First, Joseph the II felt that the best way to improve the conditions in his country were to end them, not just improve them. Joseph was very compassionate towards the lower class, and he abolished serfdom. Unlike his mother, he made taxes equal for everyone, regardless of class stature. Also, he believed in fair punishment. "He insisted on equal punishment for equal crimes whatever the status of the offender…at the same time many legal punishments were made less physically cruel," (P + C, 333). Joseph II also enforced religious tolerance, which he felt would also help promote class equality. "He ordered toleration of all religions…he granted equal civil rights to Jews, and equal duties…" (P + C, 333).

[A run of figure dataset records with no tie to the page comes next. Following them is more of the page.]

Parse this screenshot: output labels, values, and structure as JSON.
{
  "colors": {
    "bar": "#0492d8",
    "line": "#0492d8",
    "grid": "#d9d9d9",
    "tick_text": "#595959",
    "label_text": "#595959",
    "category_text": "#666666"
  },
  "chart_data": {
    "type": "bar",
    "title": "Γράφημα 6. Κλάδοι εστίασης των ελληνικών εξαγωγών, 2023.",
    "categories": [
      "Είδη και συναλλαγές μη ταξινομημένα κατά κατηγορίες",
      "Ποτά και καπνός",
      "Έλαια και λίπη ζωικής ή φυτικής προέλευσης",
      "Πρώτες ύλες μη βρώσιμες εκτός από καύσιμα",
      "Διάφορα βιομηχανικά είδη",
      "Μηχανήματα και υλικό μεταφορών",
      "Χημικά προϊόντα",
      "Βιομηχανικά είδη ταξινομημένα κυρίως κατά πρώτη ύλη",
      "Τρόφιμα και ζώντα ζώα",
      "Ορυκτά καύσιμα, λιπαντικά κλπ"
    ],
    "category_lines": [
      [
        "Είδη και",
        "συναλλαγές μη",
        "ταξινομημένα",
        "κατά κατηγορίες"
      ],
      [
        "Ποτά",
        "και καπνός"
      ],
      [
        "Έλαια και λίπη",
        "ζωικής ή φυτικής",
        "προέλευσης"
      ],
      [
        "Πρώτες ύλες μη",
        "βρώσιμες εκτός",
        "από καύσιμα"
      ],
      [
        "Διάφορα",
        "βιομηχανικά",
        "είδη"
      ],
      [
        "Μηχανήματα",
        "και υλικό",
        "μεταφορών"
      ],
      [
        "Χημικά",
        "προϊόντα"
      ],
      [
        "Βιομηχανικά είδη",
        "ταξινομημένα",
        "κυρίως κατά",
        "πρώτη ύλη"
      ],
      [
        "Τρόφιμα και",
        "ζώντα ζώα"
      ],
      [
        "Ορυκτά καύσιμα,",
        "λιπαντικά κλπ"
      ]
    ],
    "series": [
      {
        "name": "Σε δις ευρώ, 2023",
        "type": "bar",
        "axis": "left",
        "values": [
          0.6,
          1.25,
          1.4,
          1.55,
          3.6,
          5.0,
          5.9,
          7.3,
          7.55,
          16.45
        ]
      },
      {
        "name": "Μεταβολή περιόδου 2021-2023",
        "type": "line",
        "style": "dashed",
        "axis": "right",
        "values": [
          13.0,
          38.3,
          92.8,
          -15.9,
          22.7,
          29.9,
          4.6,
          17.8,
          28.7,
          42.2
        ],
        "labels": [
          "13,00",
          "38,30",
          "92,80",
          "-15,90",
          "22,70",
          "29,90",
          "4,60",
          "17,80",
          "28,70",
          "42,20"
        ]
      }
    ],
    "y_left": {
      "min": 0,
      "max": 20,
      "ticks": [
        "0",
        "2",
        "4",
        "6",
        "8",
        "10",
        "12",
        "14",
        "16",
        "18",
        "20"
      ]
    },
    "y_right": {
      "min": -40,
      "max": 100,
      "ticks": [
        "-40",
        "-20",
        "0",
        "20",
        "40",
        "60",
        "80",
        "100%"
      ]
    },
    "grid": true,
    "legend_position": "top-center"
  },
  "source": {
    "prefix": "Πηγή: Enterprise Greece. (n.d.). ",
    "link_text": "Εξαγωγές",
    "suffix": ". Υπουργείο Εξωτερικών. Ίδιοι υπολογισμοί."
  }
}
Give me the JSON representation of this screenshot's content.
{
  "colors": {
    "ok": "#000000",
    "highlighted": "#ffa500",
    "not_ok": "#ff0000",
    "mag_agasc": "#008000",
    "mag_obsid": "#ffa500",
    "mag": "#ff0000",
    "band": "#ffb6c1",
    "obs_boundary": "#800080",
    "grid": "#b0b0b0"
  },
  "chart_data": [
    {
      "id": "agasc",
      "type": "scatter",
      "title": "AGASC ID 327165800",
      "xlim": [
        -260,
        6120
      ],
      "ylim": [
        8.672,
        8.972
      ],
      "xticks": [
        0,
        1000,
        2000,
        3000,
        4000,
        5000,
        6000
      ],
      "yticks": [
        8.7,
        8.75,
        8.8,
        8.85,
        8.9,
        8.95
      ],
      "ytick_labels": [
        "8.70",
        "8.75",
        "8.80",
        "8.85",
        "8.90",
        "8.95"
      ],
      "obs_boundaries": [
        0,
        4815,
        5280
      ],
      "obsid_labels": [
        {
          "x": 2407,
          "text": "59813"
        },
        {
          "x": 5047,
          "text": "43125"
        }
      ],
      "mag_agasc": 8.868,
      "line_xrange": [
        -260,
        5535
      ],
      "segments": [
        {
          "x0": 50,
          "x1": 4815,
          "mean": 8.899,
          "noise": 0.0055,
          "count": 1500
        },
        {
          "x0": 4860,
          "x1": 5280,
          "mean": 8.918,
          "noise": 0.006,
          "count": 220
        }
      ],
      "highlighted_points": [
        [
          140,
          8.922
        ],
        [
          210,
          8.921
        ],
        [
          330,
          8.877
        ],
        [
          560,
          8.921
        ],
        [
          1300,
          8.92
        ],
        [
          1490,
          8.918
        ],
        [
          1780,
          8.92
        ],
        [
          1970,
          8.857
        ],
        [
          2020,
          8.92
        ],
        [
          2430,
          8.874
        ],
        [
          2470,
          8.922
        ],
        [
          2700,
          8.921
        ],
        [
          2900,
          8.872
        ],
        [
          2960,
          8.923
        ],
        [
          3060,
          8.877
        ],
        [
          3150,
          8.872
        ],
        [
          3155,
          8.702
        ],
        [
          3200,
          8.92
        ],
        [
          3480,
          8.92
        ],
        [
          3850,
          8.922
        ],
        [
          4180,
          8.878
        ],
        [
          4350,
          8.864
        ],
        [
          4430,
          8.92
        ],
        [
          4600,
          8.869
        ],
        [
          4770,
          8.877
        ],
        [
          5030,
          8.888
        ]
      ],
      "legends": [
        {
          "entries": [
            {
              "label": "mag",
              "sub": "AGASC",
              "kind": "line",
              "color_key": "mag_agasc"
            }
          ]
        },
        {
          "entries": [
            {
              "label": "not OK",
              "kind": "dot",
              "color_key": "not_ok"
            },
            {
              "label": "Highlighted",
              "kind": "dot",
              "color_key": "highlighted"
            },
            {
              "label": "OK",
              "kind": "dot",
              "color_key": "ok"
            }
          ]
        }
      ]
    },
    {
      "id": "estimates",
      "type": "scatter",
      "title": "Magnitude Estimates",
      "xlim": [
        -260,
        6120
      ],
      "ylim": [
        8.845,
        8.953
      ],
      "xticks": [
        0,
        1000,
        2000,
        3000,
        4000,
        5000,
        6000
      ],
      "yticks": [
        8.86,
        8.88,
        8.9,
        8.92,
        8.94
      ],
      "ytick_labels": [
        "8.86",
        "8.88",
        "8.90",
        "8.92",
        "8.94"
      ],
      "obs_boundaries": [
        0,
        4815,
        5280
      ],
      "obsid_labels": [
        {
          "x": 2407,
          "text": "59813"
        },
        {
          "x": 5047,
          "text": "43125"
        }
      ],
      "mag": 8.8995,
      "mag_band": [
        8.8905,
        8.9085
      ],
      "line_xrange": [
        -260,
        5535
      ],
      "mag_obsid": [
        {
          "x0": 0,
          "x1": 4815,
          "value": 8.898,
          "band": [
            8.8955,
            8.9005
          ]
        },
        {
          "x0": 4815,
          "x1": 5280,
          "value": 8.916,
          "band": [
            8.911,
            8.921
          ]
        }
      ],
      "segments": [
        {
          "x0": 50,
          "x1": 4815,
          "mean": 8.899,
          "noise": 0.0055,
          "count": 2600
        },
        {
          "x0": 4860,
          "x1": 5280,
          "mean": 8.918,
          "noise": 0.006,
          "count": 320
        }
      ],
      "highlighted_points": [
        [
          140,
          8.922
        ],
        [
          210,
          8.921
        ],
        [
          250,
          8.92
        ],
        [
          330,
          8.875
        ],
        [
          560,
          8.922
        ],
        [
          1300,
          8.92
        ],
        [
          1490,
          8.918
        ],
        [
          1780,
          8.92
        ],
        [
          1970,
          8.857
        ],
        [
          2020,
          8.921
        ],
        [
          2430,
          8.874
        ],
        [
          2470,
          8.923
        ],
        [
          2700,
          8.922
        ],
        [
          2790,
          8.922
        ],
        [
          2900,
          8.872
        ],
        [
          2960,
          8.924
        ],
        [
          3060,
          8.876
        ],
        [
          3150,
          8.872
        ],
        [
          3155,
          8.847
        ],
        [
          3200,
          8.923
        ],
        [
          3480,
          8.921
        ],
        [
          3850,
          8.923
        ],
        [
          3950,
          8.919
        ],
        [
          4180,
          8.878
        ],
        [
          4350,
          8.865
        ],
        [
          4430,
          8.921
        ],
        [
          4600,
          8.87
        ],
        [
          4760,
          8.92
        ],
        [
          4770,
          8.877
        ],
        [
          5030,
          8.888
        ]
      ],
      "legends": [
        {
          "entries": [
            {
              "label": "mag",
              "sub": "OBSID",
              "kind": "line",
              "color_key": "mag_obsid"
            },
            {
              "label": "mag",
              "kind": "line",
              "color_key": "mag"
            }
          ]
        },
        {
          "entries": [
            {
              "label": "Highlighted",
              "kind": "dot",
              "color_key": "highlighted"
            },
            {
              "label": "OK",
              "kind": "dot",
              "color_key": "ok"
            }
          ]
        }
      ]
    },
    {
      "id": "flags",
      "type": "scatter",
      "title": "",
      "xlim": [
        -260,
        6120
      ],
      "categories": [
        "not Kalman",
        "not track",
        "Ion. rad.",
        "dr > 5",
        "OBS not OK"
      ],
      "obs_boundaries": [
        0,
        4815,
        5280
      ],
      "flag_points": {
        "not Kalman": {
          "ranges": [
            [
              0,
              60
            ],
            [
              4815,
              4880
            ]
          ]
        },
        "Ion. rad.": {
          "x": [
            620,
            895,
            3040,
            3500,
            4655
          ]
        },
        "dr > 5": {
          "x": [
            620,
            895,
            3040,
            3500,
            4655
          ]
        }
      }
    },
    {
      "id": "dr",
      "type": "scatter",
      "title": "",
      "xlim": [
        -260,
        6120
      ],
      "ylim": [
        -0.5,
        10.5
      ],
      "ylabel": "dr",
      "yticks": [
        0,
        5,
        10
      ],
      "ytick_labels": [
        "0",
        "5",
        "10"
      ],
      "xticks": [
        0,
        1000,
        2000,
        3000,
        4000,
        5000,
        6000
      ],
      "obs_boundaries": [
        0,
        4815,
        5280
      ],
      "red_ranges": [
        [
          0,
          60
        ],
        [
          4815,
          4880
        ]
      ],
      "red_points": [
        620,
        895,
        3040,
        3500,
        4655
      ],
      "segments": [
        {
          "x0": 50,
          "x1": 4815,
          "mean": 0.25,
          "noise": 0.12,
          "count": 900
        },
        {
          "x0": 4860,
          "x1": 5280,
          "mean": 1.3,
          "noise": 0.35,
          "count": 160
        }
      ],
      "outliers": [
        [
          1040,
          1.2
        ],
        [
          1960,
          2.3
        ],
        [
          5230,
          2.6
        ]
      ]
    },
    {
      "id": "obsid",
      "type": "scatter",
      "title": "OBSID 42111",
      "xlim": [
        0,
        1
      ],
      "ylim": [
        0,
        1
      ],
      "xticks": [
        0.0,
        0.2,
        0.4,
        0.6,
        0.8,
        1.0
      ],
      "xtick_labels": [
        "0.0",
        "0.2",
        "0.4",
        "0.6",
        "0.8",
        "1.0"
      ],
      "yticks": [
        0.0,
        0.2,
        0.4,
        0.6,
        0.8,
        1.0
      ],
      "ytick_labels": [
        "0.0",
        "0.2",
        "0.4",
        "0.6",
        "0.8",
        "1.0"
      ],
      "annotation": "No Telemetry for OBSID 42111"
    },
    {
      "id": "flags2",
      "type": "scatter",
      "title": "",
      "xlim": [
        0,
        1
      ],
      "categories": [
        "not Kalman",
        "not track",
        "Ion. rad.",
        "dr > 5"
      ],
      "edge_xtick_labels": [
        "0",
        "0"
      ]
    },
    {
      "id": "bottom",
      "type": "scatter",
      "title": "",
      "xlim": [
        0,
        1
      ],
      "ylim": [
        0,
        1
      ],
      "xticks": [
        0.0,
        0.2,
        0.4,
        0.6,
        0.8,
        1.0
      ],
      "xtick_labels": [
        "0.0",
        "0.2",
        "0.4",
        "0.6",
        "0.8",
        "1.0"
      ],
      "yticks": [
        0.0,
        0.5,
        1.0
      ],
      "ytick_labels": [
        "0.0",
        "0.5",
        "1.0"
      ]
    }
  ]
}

Overall, he wanted to develop the empire economically.

Frederick the Great, who reigned for twenty-three years as leader of Prussia, was known for his extreme intelligence. Frederick improved the entire courts system, making them more affordable and honest. "He kept up a wholesome and energetic tone in his service," (P + C, 335). Also, he encouraged religious freedom and education for every child of every class. However, Frederick, unlike Joseph II, was not aware that in order to fully benefit from enlightenment, changes needed to be made. Joseph II did away with serfdom, while Frederick the Great developed great class segregation, with unequal taxes. "Nobles, peasants, and burghers lived side by side in a kind of segregation. Each group paid different taxes and owed different duties to the state…" (P + C, 335). Frederick the Great believed nobility worked to one's advantage.

Both Joseph II of France and Frederick ruled during the 1780's, and were considered important enlightened despots. However, their plans of action of improving the quality of life were completely opposite. Frederick's main goal was to preserve class separation and independence of nations; while Joseph II aimed for equality of classes and the importance of countries aiding one another. In conclusion, two leaders of one time, can be entirely different, yet still maintain the status of being an important contribution of progress and enlightenment.